E appena finita di pronunciare “per me”, corse nella sua
cameretta che era sullo stesso piano della sala e della cucina
(le camere da letto dei genitori e del fratello con i due bagni
erano al piano superiore) a prendere il salvadanaio, che aprì al
suo ritorno col fiato grosso in presenza dei due fuggiaschi.
“Prendete” disse offrendo loro i soldi di carta tutti arrotolati
e fermati con un elastico “Non c’è altro in casa…credetemi…E ora
che vi siete rifocillati andate per favore via che fra poco
torneranno i miei genitori con amici, gente che con le armi non
scherza…credetemi!”
“Crede di farci paura il moccioso!” esclamò il più giovane
rivolto al suo compare che aveva estratto nuovamente dalla
cintola dei pantaloni il revolver che ora puntava al viso di
Francesco. “Ce ne andiamo quando lo diciamo noi…non ci fanno
certo paura i tuoi vecchi e gli amici…Gente che con le armi non
scherza!...Ne abbiamo uccisi così tanti che neanche più li ho
contati di gente che non scherzava con le armi: neri, rossi,
tedeschi e americani…”
Poi guardando fisso negli occhi il ragazzo che nel frattempo
aveva per bene strattonato per il bavero, aggiunse sogghignando:
“Tu non me la conti giusta, ragazzino…Chissà cosa mi nascondi al
piano di sopra…magari una bella sorellina a cui dare una bella
botta e via, vero?...”
“No, non c’è nessuno, credetemi…Vi ho fatto mangiare, bere, vi
ho dato tutti i miei risparmi…ora andate…per favore!” supplicò
nella speranza di trovare in quegli esseri un barlume di umana
pietà.
“Non frignare!...Non ci commuovi, anzi…Adesso noi andiamo di
sopra a vedere…e se troviamo la tua bella sorellina vedrai come
si divertirà…”
“Non c’è nessuno, vi ho detto!...Andate via che stanno per
tornare!...”
E senza neanche terminare la frase, Francesco con tutta la forza
che aveva in corpo si divincolò dalla presa scattando in avanti
e ponendosi in piedi, all’inizio delle scale in legno che
portavano al piano di sopra brandendo con entrambe le mani il
bastone di ciliegio col manico in argento del padre che stava
sempre lì poggiato alla ringhiera..
“Così si sarebbe comportato la Tigre della Malesia!” pensò “Devo
proteggerli...mio fratello e Lucia (la matrigna)!”
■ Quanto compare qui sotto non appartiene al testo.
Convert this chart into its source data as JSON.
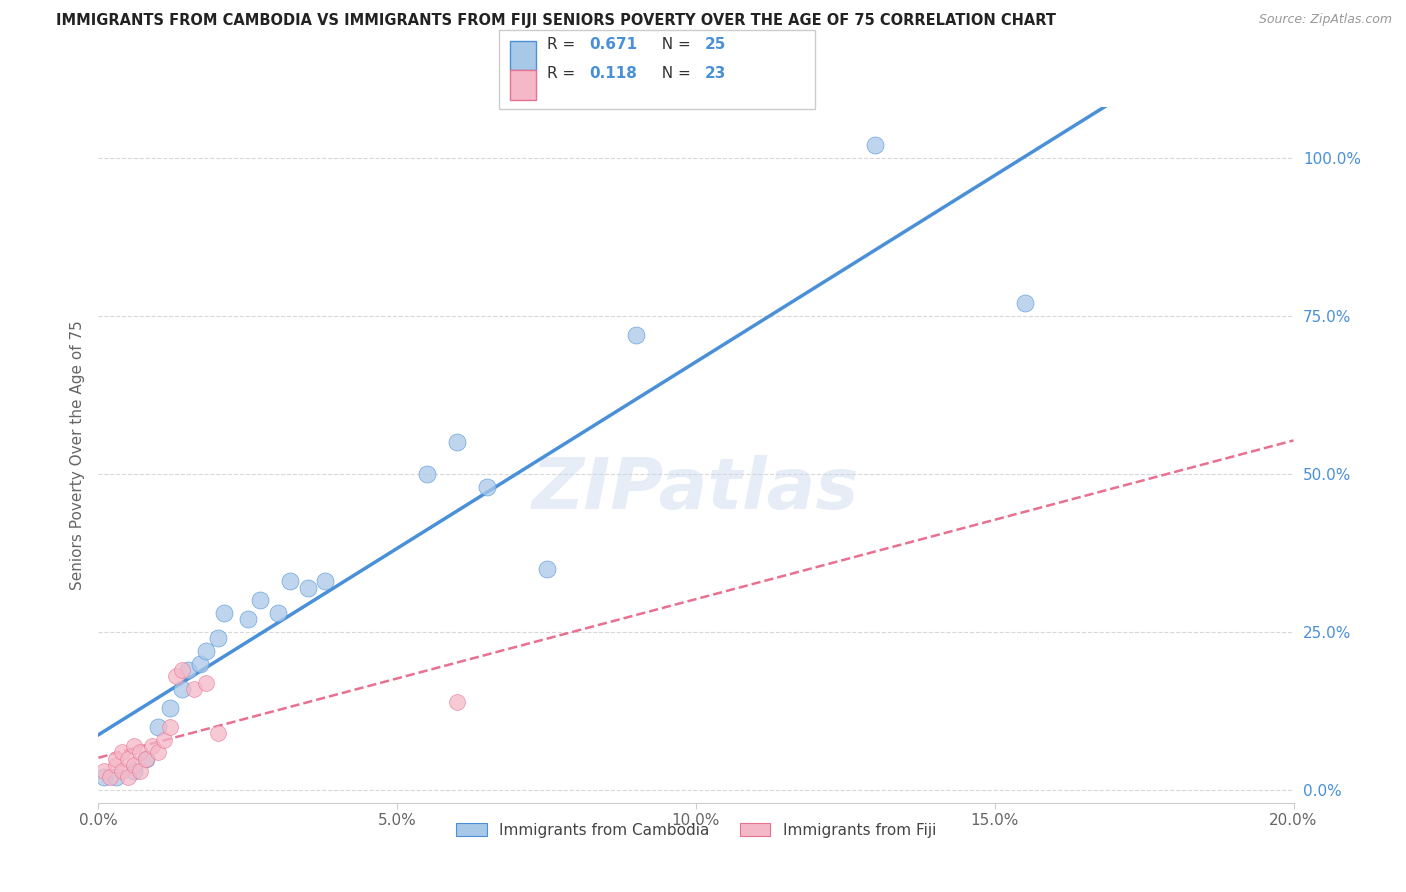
{
  "title": "IMMIGRANTS FROM CAMBODIA VS IMMIGRANTS FROM FIJI SENIORS POVERTY OVER THE AGE OF 75 CORRELATION CHART",
  "source": "Source: ZipAtlas.com",
  "ylabel": "Seniors Poverty Over the Age of 75",
  "xlim": [
    0.0,
    0.2
  ],
  "ylim": [
    -0.02,
    1.08
  ],
  "cambodia_R": 0.671,
  "cambodia_N": 25,
  "fiji_R": 0.118,
  "fiji_N": 23,
  "cambodia_color": "#a8c8e8",
  "fiji_color": "#f4b8c8",
  "cambodia_line_color": "#4a90d9",
  "fiji_line_color": "#e87090",
  "background_color": "#ffffff",
  "grid_color": "#d8d8d8",
  "watermark": "ZIPatlas",
  "cambodia_x": [
    0.001,
    0.003,
    0.006,
    0.008,
    0.01,
    0.012,
    0.014,
    0.015,
    0.017,
    0.018,
    0.02,
    0.021,
    0.025,
    0.027,
    0.03,
    0.032,
    0.035,
    0.038,
    0.055,
    0.06,
    0.065,
    0.075,
    0.09,
    0.13,
    0.155
  ],
  "cambodia_y": [
    0.02,
    0.02,
    0.03,
    0.05,
    0.1,
    0.13,
    0.16,
    0.19,
    0.2,
    0.22,
    0.24,
    0.28,
    0.27,
    0.3,
    0.28,
    0.33,
    0.32,
    0.33,
    0.5,
    0.55,
    0.48,
    0.35,
    0.72,
    1.02,
    0.77
  ],
  "fiji_x": [
    0.001,
    0.002,
    0.003,
    0.003,
    0.004,
    0.004,
    0.005,
    0.005,
    0.006,
    0.006,
    0.007,
    0.007,
    0.008,
    0.009,
    0.01,
    0.011,
    0.012,
    0.013,
    0.014,
    0.016,
    0.018,
    0.02,
    0.06
  ],
  "fiji_y": [
    0.03,
    0.02,
    0.04,
    0.05,
    0.03,
    0.06,
    0.02,
    0.05,
    0.04,
    0.07,
    0.03,
    0.06,
    0.05,
    0.07,
    0.06,
    0.08,
    0.1,
    0.18,
    0.19,
    0.16,
    0.17,
    0.09,
    0.14
  ],
  "x_tick_positions": [
    0.0,
    0.05,
    0.1,
    0.15,
    0.2
  ],
  "x_tick_labels": [
    "0.0%",
    "5.0%",
    "10.0%",
    "15.0%",
    "20.0%"
  ],
  "y_tick_positions": [
    0.0,
    0.25,
    0.5,
    0.75,
    1.0
  ],
  "y_tick_labels_right": [
    "0.0%",
    "25.0%",
    "50.0%",
    "75.0%",
    "100.0%"
  ]
}
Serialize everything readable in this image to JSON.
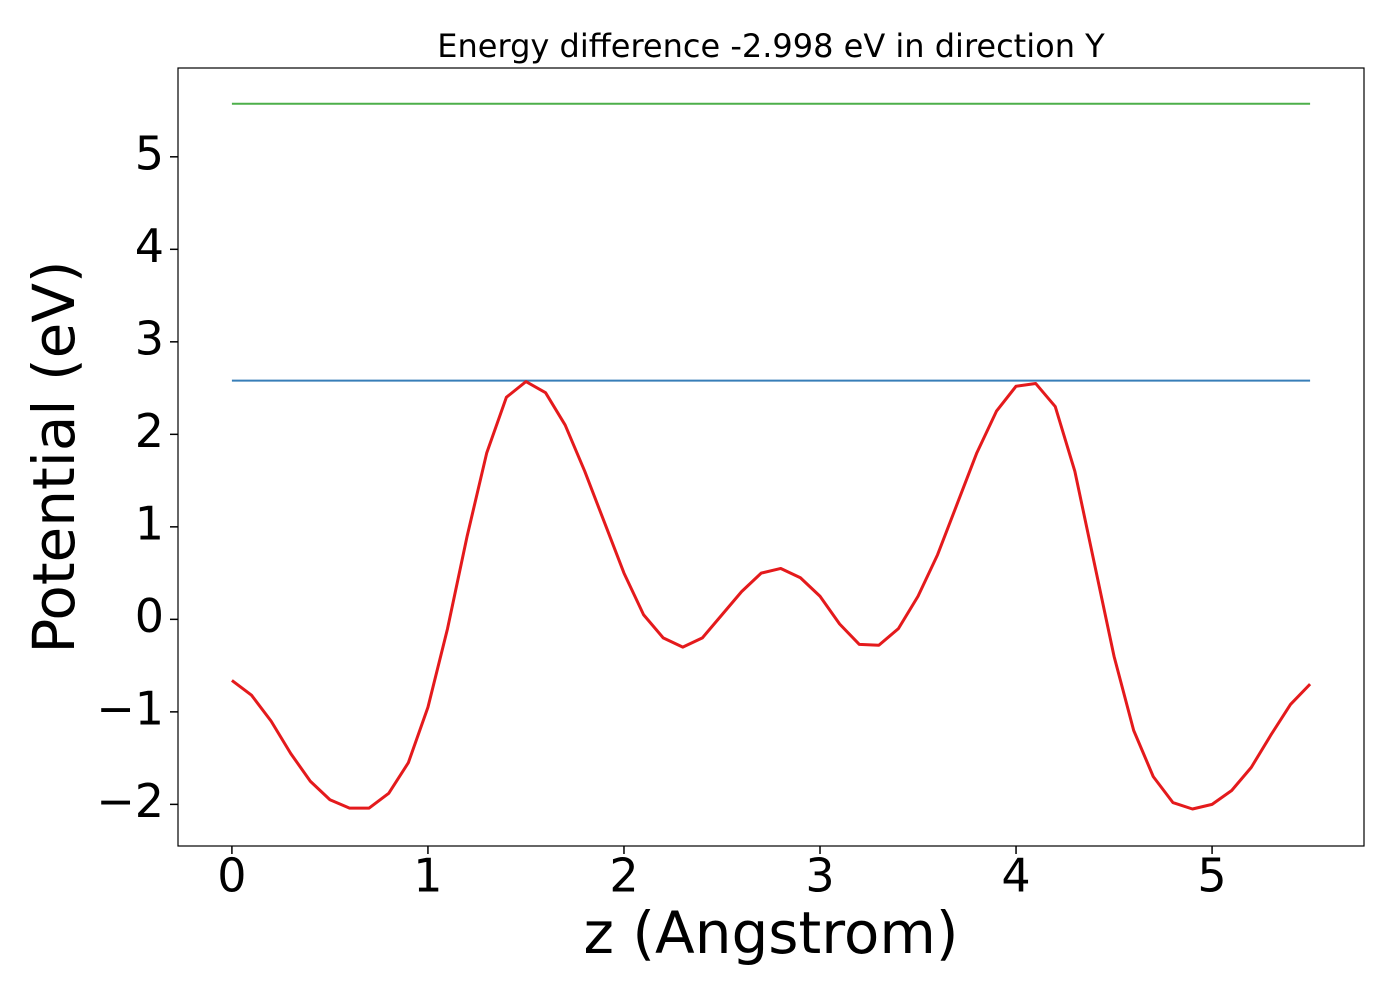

“Come sei coraggioso, piccolo scarafaggio!...Credi di farci
paura?!...Spostati da lì e facci passare!” gridò il più giovane
che nel frattempo aveva raggiunto il ragazzo che ora lo
minacciava con un coltellaccio a serramanico.
“Spostati!” urlò ancora mentre fece il primo passo verso
Francesco.
Fu allora che il ragazzo colpì alla tempia il malvivente che,
sorpreso, cadde a terra facendo rotolare via il coltellaccio.
E quando anche il secondo si mosse per correre in soccorso del
primo, Francesco cercò di colpirlo col bastone. Ma il malavitoso
inchinandosi sulle ginocchia con mossa rapida schivò il colpo,
poi girando su sé stesso, puntò la pistola verso il ragazzo
esplodendo con rapida successione due colpi che colpirono il
ragazzo al petto proprio sotto il cuore.
Forse Francesco non si rese conto di ciò che gli stava
accadendo. Capitò tutto così all’improvviso che non ebbe il
tempo di capire.
Sentì due fitte lacerargli il petto…Alzò gli occhi al cielo, e
pronunciando la parola “Mamma!” crollò senza vita sul tappeto di
lana bianco posto ai piedi delle scale.
Solo quando la macchia di sangue prese a spandersi copiosa, i
due malviventi decisero che era meglio squagliarsela in tutta
fretta. E così fecero varcando l’uscio dell’ingresso a tutta
velocità.
E solo quando nella casa ritornò il silenzio il piccolo Leonardo
con la sua mamma discesero le scale con fare furtivo, i piedi
scalzi, attenti a non fare il benché minimo rumore.
Là in fondo giaceva Francesco ormai privo di vita.
Fuori, dal portone di casa spalancato, entrava il freddo della
notte, mentre i primi fiocchi di neve dondolavano nell’aria.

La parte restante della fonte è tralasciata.